Why Digital Arts and Humanities?

University of Lethbridge-led team scans the eighth-century Anglo-Saxon Ruthwell cross in 3-D

A local high school asks you to speak to a graduating class about careers in the new digital economy. What subjects would you urge them to study?

Computer Science? Engineering? Philosophy? Celtic Studies? Art?

How about all of the above?

The digital economy is not just about transistors and protocols and packets. It is also about new forms of content, new types of organisations and communities, new ways of working and communicating with each other.

About the way technology is used, as well as the way it is built.

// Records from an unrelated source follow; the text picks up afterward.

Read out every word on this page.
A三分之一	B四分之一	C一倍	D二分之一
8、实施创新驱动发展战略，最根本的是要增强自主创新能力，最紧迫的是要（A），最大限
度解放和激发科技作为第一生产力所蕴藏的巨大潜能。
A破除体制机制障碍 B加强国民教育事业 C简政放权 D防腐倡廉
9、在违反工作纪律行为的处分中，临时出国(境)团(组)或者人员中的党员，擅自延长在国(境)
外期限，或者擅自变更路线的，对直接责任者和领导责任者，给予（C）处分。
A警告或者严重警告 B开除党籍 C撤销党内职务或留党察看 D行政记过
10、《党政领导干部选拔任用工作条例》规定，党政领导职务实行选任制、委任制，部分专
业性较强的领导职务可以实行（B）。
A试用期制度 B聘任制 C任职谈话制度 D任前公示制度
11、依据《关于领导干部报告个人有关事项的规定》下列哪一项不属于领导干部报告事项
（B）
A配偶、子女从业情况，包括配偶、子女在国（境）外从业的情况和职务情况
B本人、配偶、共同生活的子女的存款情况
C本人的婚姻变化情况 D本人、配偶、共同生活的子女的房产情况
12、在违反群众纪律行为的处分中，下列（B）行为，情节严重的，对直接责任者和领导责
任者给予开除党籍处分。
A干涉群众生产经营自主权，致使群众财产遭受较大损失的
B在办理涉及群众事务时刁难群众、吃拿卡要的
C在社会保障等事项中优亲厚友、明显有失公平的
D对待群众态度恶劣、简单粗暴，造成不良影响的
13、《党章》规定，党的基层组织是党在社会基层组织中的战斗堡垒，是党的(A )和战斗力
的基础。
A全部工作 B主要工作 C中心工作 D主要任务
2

University of Alberta Humanities Computing graduate student Shannon Lucky discusses her research at the 2011 annual HUCO colloquium

And this is what makes it so exciting. The new digital economy is revolutionary precisely because it involves the intersection of technology with the types of problems humanists, social scientists, and artists have always studied: organisation and communication, finding the balance between the group and the individual, discovering and certifying knowledge and expertise, and producing, disseminating, and sharing cultural work.

Time Magazine's 1983 "Machine of the Year": The PC.

In other words, the basic building blocks of the Internet have been in place for more than 20 years. The new thing is how this technology is being used. Time Magazine named “The PC” as its “Machine of the Year” way back in 1983. In 2006, its person of the year was “You,” the person who contributes to Facebook and YouTube, who mashes games, shares apps, and helped turn the Wikipedia into history’s largest reference work in less than a decade.

Time Magazine's 2006 "Person of the Year": You.